The Anglo-Dutch titan has already said it will devote 10% of yearly spending to ‘new energies’ by 2025.
Shell announced on Tuesday plans to complete the purchase of Eolfi in December after it receives regulatory and ministerial approvals though the value of the deal was not disclosed.
France-based Eolfi develops onshore and offshore renewable energy projects and is running a pilot project to install three floating wind turbines balanced on semi-submersible floats off the coast of Brittany, where the water is too deep for turbines with fixed foundations.
Shell, which supplies around 3% of the world’s energy, set out plans in 2018 to spend US$1bn-$2bn annually over the next two years on new energies including renewables, but with the rest of its US$25bn budget invested in oil and gas, fossil fuels are still the backbone of the business.
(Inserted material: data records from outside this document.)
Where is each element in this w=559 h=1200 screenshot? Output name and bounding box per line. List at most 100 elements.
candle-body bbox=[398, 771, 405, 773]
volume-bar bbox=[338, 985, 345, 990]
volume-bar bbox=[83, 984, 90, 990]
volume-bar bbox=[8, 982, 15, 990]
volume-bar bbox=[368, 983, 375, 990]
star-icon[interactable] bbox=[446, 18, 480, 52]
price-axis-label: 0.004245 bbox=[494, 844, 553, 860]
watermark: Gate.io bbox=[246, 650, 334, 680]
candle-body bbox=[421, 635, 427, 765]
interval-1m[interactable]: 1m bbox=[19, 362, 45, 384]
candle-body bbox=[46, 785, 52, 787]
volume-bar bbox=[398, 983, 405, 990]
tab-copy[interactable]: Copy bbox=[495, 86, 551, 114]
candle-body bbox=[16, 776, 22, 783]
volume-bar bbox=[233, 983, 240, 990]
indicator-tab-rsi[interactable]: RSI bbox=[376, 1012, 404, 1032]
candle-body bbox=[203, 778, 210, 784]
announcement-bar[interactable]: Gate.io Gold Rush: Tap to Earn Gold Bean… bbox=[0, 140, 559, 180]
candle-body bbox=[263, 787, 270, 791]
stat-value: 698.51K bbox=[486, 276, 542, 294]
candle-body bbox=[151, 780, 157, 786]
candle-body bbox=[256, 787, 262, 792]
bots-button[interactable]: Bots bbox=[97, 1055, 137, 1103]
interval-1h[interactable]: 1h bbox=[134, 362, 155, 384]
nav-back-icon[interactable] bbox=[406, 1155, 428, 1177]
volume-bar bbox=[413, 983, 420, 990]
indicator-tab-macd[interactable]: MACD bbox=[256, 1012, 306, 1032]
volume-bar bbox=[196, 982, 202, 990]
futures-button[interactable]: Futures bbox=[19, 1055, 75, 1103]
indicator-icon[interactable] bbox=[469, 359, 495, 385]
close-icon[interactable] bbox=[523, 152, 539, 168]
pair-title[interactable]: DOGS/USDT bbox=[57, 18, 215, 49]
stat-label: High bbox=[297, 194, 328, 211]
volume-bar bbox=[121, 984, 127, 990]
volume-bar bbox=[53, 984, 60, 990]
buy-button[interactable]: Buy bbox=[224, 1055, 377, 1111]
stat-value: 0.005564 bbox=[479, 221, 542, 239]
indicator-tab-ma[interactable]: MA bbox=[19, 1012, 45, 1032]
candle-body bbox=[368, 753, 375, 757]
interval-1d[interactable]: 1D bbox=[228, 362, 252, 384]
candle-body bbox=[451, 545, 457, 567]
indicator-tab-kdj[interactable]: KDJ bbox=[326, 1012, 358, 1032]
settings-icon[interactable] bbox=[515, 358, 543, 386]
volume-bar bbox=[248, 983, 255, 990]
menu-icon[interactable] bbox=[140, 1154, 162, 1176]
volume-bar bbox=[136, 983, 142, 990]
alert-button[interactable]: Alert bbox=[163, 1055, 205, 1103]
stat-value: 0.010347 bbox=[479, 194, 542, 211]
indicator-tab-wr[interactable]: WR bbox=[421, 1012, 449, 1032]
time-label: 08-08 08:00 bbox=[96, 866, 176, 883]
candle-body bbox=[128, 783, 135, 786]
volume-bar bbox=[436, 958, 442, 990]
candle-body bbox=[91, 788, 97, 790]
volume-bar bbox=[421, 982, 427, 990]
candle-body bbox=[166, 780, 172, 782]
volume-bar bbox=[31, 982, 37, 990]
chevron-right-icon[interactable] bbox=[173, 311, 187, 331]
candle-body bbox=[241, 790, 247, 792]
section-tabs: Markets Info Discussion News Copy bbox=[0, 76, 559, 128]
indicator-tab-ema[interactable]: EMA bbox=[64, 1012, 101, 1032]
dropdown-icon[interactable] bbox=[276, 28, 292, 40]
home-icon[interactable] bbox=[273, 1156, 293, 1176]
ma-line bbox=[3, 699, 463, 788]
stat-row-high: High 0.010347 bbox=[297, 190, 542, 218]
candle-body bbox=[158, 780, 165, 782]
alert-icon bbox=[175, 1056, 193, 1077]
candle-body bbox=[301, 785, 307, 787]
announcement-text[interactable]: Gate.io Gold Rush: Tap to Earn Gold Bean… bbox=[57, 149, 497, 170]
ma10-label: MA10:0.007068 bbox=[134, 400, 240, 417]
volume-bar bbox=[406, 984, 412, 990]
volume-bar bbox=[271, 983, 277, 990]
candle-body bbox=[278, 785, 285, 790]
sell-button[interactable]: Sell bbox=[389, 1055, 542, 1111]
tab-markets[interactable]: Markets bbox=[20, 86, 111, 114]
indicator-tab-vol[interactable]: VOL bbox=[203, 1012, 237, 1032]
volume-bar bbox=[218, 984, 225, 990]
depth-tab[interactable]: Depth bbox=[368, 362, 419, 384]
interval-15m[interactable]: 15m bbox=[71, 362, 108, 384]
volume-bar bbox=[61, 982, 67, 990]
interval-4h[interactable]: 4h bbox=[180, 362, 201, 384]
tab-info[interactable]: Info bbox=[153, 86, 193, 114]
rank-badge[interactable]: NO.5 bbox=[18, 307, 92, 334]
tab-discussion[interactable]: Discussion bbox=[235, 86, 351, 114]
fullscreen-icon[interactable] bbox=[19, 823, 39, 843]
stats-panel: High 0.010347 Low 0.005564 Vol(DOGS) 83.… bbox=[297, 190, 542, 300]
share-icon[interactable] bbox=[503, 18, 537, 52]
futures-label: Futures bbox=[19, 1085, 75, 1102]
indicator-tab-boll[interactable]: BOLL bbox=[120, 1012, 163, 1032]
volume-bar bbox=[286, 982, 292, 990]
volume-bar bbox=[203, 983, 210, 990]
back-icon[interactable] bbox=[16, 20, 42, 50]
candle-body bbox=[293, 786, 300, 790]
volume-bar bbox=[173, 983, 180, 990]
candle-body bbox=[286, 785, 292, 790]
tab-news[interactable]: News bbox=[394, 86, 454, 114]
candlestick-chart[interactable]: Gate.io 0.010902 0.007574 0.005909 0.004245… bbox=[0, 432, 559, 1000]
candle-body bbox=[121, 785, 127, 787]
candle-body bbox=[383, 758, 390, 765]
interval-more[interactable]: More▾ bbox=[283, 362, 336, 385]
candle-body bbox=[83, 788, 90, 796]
Dorine Bosman, Shell’s vice president of offshore wind said that the union of “Eolfi’s expertise and portfolio with Shell’s resources and ability to scale-up will help make electricity a significant business for Shell”.
When the deal is done, Eolfi will be a wholly-owned subsidiary of Shell and will be fully integrated.
Eolfi’s founder Alain Delsupexhe added: “Joining forces with Shell will enable us to continue our mission of producing renewable and competitive electricity.”
Shares in Shell rose 1% to 2,325p in afternoon trading on Tuesday.